This is the mail archive of the
gcc-patches@gcc.gnu.org
mailing list for the GCC project.
Re: [PATCH] Some middle-end improvements for bitfield handling
On Tue, Jun 29, 2004 at 02:46:46PM -0600, Roger Sayle wrote:
> > * simplify-rtx.c (simplify_binary_operation): Simplify
> > ((A & N) + B) & M -> (A + B) & M if M is pow2 minus 1 constant and
> > N has at least all bits in M set as well.
> >
> > * expr.c (expand_assignment): Optimize += or -= on a bit field in
> > most significant bits.
> >
> > * gcc.c-torture/execute/20040629-1.c: New test.
>
> This is OK for mainline. Could you try these changes on the testcases
> given in PR tree-optimization/15310, and see if that PR can be closed?

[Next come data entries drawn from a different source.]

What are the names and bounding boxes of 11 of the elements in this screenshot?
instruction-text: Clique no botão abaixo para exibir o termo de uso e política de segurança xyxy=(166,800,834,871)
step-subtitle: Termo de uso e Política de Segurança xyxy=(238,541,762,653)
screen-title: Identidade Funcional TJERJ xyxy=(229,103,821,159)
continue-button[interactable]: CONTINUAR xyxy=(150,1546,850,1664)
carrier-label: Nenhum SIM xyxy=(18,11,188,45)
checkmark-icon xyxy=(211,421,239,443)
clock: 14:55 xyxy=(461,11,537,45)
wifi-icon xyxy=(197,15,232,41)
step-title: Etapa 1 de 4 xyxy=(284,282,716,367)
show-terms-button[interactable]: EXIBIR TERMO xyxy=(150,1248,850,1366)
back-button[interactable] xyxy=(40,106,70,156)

Didn't know we have PRs for just about everything ;)
Both testcases are optimized into addl $2, sdata(%rip); ret on x86-64
with this patch.
> Your new test is case is a bit more cyptic that it needs to be.
> You'll need to change the '#include "n.c"' to be "20040629-1.c"
Sorry for that, I noticed it too shortly after mailing the patch,
though did not think it needs a repost.
> to recursively include itself, and you seem to be using "T" both as
> a macro and as the name of a structure. All good stuff to stress
Fixed, bootstrapped/regtested on i686 {c,c++,fortran,java,objc} and
{x86_64,ppc,ppc64,s390,s390x,ia64} {c,c++,fortran}, commited.
Looking through the mails which lead to PR 15310, your one-bit
bitfield handling could be doable with a smallish change to
expand_assignment too. Just handle bitsize == 1 with constant
TREE_OPERAND (from, 1) in addition to count + bitsize == GET_MODE_BITSIZE ().
Shall I prepare a patch for that?
Another optimization would be to use ROTATE instructions if available:
struct S { unsigned int i : 6, j : 11, k : 15; } b;
void plus2 (unsigned int x)
{
b.j += x;
}
GCC after my commit compiles this into:
movl b(%rip), %edx
movl %edx, %eax
andl $-131009, %edx
shrl $6, %eax
addl %edi, %eax
andl $2047, %eax
sall $6, %eax
orl %eax, %edx
movl %edx, b(%rip)
ret
on x86_64, while:
movl b(%rip), %eax
sall $21, %edi
roll $15, %eax
addl %edi, %eax
rorl $15, %eax
movl %eax, b(%rip)
ret
is 12 bytes shorter and on my Hammer the same number of ticks,
on P4 similar 32-bit code is 4 ticks faster.
Not sure if it wouldn't be better to expose bitfields operations
alreary during gimplification or somewhere in the middle of tree-ssa
passes though, i.e. rtl expanders would only see shifting/masking etc.
and tree-ssa passes could already optimize.
Jakub